On Borrowed Time is a both comprehensive and concise study of the economics of mined resources and their related commodities. It is the perfect resource for anyone interested in investing or working in these commodities or their related industries or getting a better handle on how to interpret physical and economic measures of resource availability.
There are also significant applications for ecology and conservation efforts, which are addressed throughout the book. The included figures are very supportive and accompanied by explanations that make them easy to interpret. Tilton combines history, economics, and industry expertise to approach resource scarcity from every angle, but explains in a way that prior expertise in these areas is not necessary for the reader to comprehend.

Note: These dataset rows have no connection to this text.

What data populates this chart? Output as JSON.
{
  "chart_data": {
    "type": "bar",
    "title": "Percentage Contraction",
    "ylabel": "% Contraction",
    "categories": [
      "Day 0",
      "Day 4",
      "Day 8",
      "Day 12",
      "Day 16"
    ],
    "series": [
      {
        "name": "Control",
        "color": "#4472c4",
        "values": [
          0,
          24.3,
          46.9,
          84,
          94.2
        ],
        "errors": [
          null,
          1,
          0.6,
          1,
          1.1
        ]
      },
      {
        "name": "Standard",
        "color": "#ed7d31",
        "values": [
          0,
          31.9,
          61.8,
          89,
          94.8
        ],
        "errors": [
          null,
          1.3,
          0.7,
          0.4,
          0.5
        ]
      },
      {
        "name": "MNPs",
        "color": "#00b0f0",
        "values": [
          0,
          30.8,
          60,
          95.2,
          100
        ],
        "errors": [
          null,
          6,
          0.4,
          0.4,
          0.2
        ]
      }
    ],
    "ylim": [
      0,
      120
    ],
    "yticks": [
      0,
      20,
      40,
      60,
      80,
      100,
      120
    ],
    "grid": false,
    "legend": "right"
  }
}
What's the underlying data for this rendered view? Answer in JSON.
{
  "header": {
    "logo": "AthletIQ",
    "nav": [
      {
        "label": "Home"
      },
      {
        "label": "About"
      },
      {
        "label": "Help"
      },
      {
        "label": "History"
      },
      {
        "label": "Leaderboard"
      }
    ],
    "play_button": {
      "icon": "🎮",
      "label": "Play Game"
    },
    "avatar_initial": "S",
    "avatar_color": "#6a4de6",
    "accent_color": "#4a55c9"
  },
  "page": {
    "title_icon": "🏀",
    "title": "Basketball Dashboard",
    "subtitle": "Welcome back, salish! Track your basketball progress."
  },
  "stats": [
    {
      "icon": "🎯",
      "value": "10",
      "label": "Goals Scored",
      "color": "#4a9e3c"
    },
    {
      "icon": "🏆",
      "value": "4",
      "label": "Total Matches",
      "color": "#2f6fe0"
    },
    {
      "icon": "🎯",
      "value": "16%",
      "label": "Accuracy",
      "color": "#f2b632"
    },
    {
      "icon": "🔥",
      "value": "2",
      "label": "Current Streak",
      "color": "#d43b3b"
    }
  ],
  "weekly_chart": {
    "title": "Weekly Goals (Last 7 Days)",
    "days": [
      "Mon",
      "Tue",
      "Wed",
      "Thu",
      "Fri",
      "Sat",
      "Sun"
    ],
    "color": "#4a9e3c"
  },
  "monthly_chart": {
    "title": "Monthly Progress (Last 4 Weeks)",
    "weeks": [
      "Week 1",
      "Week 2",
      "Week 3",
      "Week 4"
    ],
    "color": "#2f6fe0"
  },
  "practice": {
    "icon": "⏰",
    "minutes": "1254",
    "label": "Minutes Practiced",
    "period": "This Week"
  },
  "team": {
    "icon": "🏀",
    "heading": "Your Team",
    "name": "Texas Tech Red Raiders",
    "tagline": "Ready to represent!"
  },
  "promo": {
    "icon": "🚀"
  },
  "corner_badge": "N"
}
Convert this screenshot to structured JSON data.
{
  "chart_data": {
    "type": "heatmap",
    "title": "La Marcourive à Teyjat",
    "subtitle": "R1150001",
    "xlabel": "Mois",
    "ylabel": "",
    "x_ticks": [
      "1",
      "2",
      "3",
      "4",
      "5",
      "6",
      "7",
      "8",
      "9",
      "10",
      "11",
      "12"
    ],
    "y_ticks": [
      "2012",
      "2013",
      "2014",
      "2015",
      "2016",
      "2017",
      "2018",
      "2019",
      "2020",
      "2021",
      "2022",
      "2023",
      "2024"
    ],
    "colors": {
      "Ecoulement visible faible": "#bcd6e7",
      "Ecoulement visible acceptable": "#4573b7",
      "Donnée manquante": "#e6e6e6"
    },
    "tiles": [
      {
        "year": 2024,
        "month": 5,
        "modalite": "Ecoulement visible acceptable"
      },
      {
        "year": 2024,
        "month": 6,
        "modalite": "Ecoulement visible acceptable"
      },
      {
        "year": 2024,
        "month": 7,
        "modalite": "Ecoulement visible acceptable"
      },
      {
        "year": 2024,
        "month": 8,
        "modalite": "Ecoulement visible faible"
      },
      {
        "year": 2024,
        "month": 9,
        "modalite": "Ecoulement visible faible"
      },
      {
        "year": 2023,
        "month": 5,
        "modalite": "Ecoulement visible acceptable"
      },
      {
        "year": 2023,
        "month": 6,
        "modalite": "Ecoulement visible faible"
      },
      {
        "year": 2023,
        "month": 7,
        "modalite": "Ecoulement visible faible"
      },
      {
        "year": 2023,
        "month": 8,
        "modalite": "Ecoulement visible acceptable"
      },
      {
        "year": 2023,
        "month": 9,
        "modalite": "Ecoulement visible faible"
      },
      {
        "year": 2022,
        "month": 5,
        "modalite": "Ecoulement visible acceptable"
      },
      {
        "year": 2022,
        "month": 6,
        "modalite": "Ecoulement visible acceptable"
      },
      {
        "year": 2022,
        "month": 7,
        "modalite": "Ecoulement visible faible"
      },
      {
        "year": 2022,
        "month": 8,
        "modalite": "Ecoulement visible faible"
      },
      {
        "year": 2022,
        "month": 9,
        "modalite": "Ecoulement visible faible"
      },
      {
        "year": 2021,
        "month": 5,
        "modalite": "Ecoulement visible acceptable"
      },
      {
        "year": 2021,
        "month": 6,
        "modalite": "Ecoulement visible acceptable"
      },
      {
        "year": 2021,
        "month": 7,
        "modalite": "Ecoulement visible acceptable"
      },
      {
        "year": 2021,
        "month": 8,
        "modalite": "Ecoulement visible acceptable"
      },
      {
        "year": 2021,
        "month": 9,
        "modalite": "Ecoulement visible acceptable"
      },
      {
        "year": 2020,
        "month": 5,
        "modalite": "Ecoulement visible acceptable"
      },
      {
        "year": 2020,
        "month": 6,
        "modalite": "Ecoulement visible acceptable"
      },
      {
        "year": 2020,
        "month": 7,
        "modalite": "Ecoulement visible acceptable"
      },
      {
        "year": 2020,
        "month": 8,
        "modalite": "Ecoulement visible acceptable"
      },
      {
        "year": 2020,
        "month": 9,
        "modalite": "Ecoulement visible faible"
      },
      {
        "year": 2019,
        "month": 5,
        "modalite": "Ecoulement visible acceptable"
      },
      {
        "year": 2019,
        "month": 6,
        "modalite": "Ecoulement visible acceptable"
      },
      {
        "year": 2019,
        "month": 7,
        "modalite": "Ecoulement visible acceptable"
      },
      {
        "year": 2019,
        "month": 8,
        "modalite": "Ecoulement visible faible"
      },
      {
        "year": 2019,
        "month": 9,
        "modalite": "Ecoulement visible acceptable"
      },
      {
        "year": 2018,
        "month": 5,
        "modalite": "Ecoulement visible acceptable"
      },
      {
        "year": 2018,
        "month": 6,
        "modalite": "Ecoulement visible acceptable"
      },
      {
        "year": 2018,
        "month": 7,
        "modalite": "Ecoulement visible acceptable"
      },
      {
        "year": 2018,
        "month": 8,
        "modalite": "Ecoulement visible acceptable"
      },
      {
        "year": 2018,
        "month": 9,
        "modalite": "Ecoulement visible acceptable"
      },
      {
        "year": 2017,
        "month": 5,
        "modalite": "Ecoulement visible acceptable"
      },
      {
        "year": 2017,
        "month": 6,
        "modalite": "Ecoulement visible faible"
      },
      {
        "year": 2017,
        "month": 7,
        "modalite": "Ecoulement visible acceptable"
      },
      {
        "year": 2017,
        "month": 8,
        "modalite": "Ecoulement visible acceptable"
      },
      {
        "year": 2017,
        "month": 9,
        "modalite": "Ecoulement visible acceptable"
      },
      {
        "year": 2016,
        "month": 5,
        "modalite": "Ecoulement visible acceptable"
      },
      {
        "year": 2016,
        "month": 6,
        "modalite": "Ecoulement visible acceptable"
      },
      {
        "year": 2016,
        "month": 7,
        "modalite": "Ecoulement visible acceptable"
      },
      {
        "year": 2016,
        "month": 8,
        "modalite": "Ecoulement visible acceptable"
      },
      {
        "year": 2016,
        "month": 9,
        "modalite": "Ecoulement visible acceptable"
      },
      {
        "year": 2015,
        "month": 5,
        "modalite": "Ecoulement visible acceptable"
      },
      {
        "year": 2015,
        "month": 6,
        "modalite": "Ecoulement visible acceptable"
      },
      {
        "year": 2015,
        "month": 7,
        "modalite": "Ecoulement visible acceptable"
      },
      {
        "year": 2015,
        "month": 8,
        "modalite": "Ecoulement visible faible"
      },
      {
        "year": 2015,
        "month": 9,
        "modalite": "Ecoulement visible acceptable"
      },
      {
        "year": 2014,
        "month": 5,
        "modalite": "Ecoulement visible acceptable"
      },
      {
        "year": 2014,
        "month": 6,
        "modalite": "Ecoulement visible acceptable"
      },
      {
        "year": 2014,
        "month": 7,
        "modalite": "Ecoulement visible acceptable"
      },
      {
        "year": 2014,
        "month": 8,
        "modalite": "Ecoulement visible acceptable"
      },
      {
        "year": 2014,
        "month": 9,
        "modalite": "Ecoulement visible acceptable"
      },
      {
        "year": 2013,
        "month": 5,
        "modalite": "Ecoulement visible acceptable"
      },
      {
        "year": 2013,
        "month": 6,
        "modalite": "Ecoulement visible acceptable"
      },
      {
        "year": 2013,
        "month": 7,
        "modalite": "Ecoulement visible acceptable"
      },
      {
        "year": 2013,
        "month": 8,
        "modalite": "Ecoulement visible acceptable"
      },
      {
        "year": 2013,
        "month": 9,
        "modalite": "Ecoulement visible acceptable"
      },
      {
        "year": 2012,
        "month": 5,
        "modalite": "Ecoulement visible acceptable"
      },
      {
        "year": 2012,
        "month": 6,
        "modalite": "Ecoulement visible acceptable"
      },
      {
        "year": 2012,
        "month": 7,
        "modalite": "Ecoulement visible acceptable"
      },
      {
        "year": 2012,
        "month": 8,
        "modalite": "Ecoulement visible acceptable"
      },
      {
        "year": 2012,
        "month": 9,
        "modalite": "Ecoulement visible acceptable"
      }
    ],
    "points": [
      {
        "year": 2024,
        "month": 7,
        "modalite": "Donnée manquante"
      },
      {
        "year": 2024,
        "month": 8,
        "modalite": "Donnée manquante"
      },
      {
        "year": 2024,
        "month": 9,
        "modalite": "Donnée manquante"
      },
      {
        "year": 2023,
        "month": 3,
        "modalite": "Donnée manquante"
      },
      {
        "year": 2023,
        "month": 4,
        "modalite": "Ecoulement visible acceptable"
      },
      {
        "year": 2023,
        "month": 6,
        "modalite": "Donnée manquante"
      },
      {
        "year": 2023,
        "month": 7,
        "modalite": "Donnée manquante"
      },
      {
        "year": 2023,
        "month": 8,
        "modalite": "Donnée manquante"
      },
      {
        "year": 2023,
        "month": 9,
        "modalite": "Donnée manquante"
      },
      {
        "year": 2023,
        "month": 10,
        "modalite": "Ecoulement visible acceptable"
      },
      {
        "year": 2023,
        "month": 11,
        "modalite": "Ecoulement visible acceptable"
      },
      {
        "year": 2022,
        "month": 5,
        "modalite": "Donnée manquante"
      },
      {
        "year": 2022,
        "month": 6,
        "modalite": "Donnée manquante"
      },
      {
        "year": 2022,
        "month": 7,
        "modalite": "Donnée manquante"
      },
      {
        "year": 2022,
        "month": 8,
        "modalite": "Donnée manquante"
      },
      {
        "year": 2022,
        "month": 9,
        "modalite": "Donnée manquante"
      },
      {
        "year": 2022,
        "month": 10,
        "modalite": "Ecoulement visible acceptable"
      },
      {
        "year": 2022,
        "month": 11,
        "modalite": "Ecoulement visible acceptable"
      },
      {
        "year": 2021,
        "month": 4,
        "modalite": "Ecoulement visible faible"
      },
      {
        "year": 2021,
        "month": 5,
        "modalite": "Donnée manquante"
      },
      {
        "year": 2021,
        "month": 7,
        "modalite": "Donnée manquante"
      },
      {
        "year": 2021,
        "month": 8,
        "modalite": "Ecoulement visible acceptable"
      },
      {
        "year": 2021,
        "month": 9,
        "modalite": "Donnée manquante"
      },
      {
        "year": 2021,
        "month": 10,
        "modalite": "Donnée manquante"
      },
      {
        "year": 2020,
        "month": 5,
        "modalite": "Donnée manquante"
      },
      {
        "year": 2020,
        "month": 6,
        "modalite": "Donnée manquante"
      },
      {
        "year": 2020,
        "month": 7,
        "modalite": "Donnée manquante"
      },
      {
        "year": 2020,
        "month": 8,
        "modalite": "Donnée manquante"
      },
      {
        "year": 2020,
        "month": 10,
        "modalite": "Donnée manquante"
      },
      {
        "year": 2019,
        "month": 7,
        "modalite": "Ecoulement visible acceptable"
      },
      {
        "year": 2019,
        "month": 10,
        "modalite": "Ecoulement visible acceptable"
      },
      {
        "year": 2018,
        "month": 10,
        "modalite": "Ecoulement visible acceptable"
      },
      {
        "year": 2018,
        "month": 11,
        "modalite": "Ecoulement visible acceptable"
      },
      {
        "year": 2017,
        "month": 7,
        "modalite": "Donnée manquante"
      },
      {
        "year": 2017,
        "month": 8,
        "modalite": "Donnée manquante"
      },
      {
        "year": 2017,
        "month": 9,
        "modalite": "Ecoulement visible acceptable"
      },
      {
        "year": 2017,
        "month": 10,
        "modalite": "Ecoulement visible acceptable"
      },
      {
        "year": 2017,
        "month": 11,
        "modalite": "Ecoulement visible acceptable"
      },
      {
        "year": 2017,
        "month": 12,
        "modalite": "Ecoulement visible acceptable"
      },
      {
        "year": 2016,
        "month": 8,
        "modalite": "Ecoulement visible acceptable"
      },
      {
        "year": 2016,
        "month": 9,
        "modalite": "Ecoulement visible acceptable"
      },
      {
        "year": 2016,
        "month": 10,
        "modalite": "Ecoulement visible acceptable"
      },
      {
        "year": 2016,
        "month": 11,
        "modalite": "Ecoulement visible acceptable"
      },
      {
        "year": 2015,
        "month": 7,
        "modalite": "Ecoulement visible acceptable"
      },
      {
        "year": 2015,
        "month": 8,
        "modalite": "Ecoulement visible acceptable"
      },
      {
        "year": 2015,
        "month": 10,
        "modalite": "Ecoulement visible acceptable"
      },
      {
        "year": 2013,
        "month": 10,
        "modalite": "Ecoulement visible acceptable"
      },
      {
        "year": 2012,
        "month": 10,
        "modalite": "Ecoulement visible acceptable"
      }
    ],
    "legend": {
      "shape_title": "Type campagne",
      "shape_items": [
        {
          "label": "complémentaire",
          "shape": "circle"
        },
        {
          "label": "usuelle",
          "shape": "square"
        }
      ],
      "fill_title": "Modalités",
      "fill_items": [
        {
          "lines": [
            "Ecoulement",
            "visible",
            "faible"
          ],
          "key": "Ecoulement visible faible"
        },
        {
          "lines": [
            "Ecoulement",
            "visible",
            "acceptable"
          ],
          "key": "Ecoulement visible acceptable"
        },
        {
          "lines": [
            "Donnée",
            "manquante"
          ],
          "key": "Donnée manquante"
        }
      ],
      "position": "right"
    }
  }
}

The thesis is that enough minerals exist to sustain human usage for potentially millions of years; scarcity at any given moment is the result of the limitations of current technology and capital. As technology improves, it usually allows for extraction at monetary and environmental costs that society is willing to accept. If it ever reaches a point where it is possible, but no longer worth the costs, then society replaces the mineral with something else. We currently see natural gas, wind, and solar energy replacing coal for this reason. We are not running out of coal, it’s just not worth digging up as much as we used to. This is thanks to increased awareness of coal’s environmental costs, government subsidization of renewable energy investment, new technologies like fracking and more efficient wind and power generation, and natural market forces. All of these factors can work together to keep mineral allocation sustainable.